Artists have been taking less constructed self-portrait photographs for years, too. Alexis Hunter’s Self-Portrait, 1977, or several images from AA Bronson’s Mirror Sequences, arguably could have been taken by any one of us armed with a camera and a little know-how. And still, the relationship between self-portraits and the selfie becomes ever more complicated when we move beyond the boundaries of the 'official' art world and look at images presented outside the gallery space. Ai Weiwei, a Chinese artist who has been under constant surveillance by his government since April 2011, has been using Instagram to share smartphone images of himself since it began, and he is by no means the only contemporary artist to do so.

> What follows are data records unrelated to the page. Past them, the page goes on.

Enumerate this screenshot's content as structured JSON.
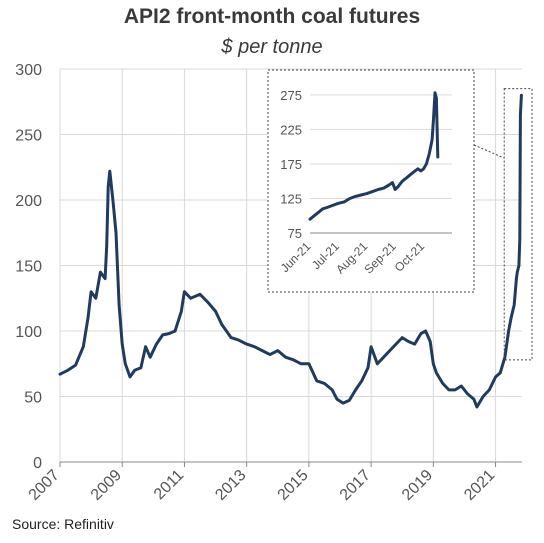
{
  "title": "API2 front-month coal futures",
  "subtitle": "$ per tonne",
  "source": "Source: Refinitiv",
  "colors": {
    "line": "#1f3b60",
    "grid": "#d9d9d9",
    "axis": "#888888",
    "text": "#555555"
  },
  "chart_data": [
    {
      "type": "line",
      "title": "API2 front-month coal futures",
      "subtitle": "$ per tonne",
      "xlabel": "",
      "ylabel": "",
      "xlim": [
        2007,
        2021.85
      ],
      "ylim": [
        0,
        300
      ],
      "grid": true,
      "x_ticks": [
        "2007",
        "2009",
        "2011",
        "2013",
        "2015",
        "2017",
        "2019",
        "2021"
      ],
      "y_ticks": [
        "0",
        "50",
        "100",
        "150",
        "200",
        "250",
        "300"
      ],
      "series": [
        {
          "x": [
            2007.0,
            2007.25,
            2007.5,
            2007.75,
            2007.9,
            2008.0,
            2008.15,
            2008.3,
            2008.45,
            2008.5,
            2008.55,
            2008.6,
            2008.7,
            2008.8,
            2008.9,
            2009.0,
            2009.1,
            2009.25,
            2009.4,
            2009.6,
            2009.75,
            2009.9,
            2010.1,
            2010.3,
            2010.5,
            2010.7,
            2010.9,
            2011.0,
            2011.2,
            2011.5,
            2011.75,
            2012.0,
            2012.2,
            2012.5,
            2012.75,
            2013.0,
            2013.25,
            2013.5,
            2013.75,
            2014.0,
            2014.25,
            2014.5,
            2014.75,
            2015.0,
            2015.25,
            2015.5,
            2015.75,
            2015.9,
            2016.1,
            2016.3,
            2016.5,
            2016.7,
            2016.9,
            2017.0,
            2017.2,
            2017.4,
            2017.6,
            2017.8,
            2018.0,
            2018.2,
            2018.4,
            2018.6,
            2018.75,
            2018.9,
            2019.0,
            2019.1,
            2019.3,
            2019.5,
            2019.7,
            2019.9,
            2020.1,
            2020.3,
            2020.4,
            2020.6,
            2020.8,
            2021.0,
            2021.15,
            2021.3,
            2021.42,
            2021.5,
            2021.6,
            2021.67,
            2021.7,
            2021.75,
            2021.78,
            2021.8,
            2021.83
          ],
          "values": [
            67,
            70,
            74,
            88,
            110,
            130,
            125,
            145,
            140,
            165,
            210,
            222,
            200,
            175,
            120,
            90,
            75,
            65,
            70,
            72,
            88,
            80,
            90,
            97,
            98,
            100,
            115,
            130,
            125,
            128,
            122,
            115,
            105,
            95,
            93,
            90,
            88,
            85,
            82,
            85,
            80,
            78,
            75,
            75,
            62,
            60,
            55,
            48,
            45,
            47,
            55,
            62,
            72,
            88,
            75,
            80,
            85,
            90,
            95,
            92,
            90,
            98,
            100,
            92,
            75,
            68,
            60,
            55,
            55,
            58,
            52,
            48,
            42,
            50,
            55,
            65,
            68,
            80,
            100,
            110,
            120,
            140,
            145,
            150,
            170,
            265,
            280
          ]
        }
      ]
    },
    {
      "type": "line",
      "title": "",
      "xlabel": "",
      "ylabel": "",
      "xlim": [
        0,
        5
      ],
      "ylim": [
        75,
        285
      ],
      "grid": true,
      "x_ticks": [
        "Jun-21",
        "Jul-21",
        "Aug-21",
        "Sep-21",
        "Oct-21"
      ],
      "y_ticks": [
        "75",
        "125",
        "175",
        "225",
        "275"
      ],
      "series": [
        {
          "x": [
            0.0,
            0.15,
            0.3,
            0.45,
            0.6,
            0.8,
            1.0,
            1.2,
            1.4,
            1.6,
            1.8,
            2.0,
            2.2,
            2.4,
            2.6,
            2.8,
            2.9,
            3.0,
            3.1,
            3.25,
            3.4,
            3.55,
            3.7,
            3.8,
            3.9,
            4.0,
            4.1,
            4.2,
            4.3,
            4.35,
            4.4,
            4.45,
            4.5
          ],
          "values": [
            95,
            100,
            105,
            110,
            112,
            115,
            118,
            120,
            125,
            128,
            130,
            132,
            135,
            138,
            140,
            145,
            148,
            138,
            142,
            150,
            155,
            160,
            165,
            168,
            165,
            168,
            175,
            190,
            210,
            240,
            278,
            270,
            185
          ]
        }
      ]
    }
  ]
}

Are the images he shares art? They are often aesthetically pleasing, but require no more technical knowledge to produce than any other amateur smartphone photographer. But prior to Instagram, his personal blog was shut down multiple times. His insistence on visually communicating with the world by any means he can changes our reading of these selfies into a rebellious act. Regardless of whether we can call a selfie art, it cannot be coincidence that time and again, humans choose to turn the focus on themselves.